Cortex (overview)¶

semvec.cortex is the multi-agent coordination layer. Multiple agents — analyst, planner, critic, per-tenant agents, per-task agents — share an aggregated view, exchange checksummed state vectors, and vote on proposals through a five-level consensus engine. There are three usage paths; the right one depends on how many agents you run, where they live, and whether anyone outside your process needs to talk to them.

Pick a path¶

You want to…	Path	Pulls in
Coordinate 2–10 agents inside one Python process	`SemvecAgentNetwork` (in-process)	`[cortex]` (marker — primitives are always available)
Plug a custom persistent store under the cortex (e.g. async fetch from Postgres / Redis / pgvector)	`SemvecCortexService` with `pss_store=`	`[cortex]` plus your store
Expose multi-agent coordination across machines, services, or tenants — clusters, regions, observers, drift events, trust scores	REST API: `/v1/cluster/`, `/v1/region/`, `/v1/observer/`, `/v1/network/`	`[api]` (FastAPI, JWT)
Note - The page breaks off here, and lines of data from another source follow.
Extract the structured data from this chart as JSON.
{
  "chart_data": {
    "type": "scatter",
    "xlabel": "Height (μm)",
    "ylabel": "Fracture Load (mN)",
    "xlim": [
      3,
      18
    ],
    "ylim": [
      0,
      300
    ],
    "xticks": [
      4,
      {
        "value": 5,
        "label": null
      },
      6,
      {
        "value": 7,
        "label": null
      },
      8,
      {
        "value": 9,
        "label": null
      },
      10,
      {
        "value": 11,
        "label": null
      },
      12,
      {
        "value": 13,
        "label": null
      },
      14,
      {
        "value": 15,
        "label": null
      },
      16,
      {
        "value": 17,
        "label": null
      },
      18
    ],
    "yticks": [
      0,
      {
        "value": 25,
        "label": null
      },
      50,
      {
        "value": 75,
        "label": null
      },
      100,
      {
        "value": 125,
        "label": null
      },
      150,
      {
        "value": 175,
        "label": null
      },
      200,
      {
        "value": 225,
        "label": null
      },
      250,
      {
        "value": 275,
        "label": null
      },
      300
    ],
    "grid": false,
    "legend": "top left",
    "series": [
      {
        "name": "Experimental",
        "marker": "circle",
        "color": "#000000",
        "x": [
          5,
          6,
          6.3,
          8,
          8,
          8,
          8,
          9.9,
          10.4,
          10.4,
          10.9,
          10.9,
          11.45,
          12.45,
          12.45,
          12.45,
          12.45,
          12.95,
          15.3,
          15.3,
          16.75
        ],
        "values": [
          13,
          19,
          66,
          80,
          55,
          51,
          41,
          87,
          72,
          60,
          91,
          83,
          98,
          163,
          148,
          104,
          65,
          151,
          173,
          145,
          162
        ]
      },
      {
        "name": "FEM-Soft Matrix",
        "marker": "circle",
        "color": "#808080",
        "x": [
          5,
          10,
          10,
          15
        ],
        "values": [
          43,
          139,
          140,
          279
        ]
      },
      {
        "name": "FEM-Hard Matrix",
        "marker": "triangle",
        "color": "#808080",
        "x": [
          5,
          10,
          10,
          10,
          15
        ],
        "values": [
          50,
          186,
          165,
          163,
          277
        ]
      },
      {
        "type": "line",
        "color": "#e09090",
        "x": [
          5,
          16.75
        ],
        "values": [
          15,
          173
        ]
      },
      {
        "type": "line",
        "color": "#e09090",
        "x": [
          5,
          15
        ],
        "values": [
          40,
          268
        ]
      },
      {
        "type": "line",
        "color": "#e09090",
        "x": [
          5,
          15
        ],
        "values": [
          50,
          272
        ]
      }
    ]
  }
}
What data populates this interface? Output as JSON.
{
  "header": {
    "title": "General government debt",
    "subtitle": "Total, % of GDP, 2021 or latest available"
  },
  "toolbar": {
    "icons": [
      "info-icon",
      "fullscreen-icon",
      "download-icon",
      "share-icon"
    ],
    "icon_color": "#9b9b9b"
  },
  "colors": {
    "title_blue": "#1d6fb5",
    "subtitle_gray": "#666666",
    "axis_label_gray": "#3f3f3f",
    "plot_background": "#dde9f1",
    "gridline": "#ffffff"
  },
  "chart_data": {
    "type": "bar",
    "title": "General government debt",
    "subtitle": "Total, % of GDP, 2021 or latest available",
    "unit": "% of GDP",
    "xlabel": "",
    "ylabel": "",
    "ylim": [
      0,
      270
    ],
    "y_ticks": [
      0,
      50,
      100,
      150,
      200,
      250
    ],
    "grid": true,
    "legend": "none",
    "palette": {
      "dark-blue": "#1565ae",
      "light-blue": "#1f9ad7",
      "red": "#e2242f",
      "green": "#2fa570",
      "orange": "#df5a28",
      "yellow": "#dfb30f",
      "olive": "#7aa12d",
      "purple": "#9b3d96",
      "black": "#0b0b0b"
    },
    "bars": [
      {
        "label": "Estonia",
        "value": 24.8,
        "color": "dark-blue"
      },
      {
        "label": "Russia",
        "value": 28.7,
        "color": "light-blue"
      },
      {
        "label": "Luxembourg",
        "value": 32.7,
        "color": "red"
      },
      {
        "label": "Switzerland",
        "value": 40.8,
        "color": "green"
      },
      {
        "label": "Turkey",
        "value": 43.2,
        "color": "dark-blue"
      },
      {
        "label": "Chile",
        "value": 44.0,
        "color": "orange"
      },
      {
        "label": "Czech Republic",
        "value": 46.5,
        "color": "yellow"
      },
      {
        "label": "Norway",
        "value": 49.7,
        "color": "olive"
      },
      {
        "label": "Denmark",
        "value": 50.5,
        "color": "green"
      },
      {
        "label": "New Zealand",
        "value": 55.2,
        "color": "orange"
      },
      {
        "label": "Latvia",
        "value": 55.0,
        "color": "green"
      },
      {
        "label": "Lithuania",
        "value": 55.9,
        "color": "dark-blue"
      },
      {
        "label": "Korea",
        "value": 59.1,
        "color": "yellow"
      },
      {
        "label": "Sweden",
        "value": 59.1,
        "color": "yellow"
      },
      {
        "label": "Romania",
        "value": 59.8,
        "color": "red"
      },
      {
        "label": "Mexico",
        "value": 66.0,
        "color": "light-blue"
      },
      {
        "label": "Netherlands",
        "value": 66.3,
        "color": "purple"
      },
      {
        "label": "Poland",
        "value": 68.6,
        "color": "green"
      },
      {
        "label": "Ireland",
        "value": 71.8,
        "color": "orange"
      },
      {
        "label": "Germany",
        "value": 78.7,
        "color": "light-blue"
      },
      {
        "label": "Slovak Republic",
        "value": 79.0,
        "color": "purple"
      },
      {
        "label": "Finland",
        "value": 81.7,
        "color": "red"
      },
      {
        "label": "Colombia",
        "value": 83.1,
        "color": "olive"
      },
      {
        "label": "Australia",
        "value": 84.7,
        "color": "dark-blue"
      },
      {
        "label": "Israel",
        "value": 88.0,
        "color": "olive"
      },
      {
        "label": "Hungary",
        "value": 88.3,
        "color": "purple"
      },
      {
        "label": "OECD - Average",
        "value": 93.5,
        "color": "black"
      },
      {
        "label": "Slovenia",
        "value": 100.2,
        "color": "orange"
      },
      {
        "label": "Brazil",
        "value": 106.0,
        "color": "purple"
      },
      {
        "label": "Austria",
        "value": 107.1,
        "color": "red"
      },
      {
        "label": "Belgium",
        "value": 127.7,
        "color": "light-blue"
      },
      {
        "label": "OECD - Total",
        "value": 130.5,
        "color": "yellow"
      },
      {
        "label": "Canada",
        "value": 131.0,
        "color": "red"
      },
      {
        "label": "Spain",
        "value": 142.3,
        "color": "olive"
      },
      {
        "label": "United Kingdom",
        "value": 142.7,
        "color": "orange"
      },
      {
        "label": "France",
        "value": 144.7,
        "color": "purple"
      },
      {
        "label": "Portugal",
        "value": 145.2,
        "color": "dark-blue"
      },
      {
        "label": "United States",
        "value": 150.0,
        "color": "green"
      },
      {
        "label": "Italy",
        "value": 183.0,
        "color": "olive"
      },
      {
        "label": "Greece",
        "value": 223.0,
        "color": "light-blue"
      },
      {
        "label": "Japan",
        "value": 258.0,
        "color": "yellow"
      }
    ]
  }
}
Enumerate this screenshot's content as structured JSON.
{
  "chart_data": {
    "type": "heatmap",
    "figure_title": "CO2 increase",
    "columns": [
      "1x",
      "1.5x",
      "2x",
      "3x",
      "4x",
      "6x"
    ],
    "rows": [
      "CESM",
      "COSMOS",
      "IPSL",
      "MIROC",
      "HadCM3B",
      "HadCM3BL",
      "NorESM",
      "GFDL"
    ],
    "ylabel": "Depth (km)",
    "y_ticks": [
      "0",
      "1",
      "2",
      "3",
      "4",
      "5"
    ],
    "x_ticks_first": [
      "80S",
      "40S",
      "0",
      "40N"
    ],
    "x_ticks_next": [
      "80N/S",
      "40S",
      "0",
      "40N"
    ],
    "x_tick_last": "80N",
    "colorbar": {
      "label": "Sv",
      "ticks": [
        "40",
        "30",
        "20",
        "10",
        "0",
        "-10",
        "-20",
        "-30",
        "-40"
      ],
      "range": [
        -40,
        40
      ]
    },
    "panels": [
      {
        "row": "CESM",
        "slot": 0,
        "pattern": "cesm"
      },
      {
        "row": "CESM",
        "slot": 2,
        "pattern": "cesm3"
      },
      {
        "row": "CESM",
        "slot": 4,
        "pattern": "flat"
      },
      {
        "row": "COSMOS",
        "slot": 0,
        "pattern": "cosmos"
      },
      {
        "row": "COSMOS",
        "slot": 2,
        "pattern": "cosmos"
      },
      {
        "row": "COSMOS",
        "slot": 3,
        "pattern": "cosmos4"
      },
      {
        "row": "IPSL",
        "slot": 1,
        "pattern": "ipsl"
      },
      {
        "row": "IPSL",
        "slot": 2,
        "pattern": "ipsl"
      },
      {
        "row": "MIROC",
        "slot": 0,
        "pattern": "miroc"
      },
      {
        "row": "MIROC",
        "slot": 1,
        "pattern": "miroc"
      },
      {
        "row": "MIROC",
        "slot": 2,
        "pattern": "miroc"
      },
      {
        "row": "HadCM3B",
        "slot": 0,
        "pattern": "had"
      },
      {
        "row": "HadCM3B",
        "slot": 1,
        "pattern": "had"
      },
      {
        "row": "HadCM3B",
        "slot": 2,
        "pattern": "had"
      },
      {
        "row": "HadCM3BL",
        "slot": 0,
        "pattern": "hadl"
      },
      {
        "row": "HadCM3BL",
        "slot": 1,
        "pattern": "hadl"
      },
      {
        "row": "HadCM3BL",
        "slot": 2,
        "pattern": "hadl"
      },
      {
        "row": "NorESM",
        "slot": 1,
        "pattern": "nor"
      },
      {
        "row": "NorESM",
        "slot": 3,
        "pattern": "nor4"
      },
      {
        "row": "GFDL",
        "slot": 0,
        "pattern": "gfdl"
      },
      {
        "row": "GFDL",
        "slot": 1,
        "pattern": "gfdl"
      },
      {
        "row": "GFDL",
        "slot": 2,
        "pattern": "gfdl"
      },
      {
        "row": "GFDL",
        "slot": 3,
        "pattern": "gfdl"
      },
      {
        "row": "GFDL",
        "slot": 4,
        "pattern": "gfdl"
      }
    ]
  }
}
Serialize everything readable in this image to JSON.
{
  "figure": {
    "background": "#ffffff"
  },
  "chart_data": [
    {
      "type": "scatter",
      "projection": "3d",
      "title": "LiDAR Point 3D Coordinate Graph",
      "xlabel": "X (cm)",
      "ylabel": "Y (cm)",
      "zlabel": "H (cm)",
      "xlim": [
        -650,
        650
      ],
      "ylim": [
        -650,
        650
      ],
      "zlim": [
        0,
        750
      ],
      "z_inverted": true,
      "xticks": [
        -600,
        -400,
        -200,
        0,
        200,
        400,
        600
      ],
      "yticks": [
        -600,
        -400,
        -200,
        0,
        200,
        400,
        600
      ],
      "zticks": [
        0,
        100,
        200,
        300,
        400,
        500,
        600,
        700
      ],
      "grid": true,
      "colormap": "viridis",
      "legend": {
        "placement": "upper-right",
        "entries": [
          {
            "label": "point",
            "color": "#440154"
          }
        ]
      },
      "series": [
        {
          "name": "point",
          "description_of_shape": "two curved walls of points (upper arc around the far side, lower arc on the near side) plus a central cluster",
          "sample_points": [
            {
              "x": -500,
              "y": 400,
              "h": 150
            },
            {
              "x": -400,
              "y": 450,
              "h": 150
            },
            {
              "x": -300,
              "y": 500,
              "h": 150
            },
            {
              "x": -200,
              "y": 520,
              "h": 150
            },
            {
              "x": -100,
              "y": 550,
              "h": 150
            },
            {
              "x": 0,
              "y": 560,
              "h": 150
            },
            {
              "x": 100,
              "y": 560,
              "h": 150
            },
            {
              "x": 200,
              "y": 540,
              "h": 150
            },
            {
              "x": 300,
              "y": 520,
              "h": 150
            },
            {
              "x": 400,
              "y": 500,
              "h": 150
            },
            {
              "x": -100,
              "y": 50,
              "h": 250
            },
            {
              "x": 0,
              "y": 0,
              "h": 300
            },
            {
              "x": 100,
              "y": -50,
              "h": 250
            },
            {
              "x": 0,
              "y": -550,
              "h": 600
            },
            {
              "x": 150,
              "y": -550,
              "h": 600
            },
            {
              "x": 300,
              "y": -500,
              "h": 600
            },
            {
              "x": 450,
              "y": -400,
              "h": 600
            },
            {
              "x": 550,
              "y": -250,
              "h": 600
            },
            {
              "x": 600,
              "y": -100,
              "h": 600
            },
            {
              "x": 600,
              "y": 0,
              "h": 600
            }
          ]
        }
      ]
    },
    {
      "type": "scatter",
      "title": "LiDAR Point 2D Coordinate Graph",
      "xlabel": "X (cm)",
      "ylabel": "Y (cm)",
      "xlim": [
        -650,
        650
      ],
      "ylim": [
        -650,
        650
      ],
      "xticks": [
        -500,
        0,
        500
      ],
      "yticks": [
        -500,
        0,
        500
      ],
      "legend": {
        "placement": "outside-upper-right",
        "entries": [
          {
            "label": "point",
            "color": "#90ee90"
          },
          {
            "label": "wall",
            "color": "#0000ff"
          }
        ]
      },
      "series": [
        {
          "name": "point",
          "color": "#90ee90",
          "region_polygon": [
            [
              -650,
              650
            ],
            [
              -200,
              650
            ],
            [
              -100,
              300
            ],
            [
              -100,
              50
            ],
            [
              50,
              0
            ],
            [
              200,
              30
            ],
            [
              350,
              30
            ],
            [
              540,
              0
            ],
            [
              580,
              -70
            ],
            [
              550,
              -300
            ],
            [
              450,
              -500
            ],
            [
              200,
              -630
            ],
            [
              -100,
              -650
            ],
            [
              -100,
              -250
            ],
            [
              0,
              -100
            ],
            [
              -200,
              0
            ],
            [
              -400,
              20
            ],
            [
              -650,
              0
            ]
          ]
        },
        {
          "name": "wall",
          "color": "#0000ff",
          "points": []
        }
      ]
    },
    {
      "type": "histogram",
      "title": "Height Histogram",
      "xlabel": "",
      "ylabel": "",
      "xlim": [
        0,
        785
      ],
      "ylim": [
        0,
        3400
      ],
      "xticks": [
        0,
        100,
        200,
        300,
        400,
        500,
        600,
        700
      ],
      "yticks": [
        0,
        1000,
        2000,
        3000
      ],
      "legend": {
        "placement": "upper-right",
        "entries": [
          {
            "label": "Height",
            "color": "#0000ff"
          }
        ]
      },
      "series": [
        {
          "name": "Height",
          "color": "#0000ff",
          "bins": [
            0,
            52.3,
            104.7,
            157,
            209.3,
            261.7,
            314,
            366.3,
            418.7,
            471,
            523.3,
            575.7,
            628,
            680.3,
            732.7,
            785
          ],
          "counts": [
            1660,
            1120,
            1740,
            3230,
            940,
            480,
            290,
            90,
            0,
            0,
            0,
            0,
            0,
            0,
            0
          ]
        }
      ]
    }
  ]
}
The REST path covers a much larger surface than the in-process API — it gates everything behind Ed25519 JWT auth, tracks ownership per license subject, persists session / cluster / region metadata in SQLite or Postgres, and adds machinery (drift bus, trust scores, anomaly detection) that does not exist in the in-process API. Treat it as the production surface when more than one process is involved. → Detailed walk-through: REST-hosted Cortex guide.

Path 1 — `SemvecAgentNetwork` (in-process)¶

Lightweight container for several SemvecAgent objects, aggregated into a single SemvecCortexObserver. The right shape when an analyst, planner, and critic all live in the same process and just need to share state and exchange feedback.

snippet — Network-managed agents need an embedder; for a runnable single-agent flow see api-reference/cortex.md

from semvec.cortex import SemvecAgentNetwork, AttentionAggregation

network = SemvecAgentNetwork(
    aggregation_strategy=AttentionAggregation(dimension=768),
    enable_feedback=True,
    feedback_strength=0.3,
    max_instances=10,
    dimension=768,
)
network.add_local_instance("analyst")
network.add_local_instance("planner")
network.add_local_instance("critic")

network.process_input("analyst", "quarterly revenue is up 23%")
network.process_input("planner", "we should redirect Q4 spend to retention")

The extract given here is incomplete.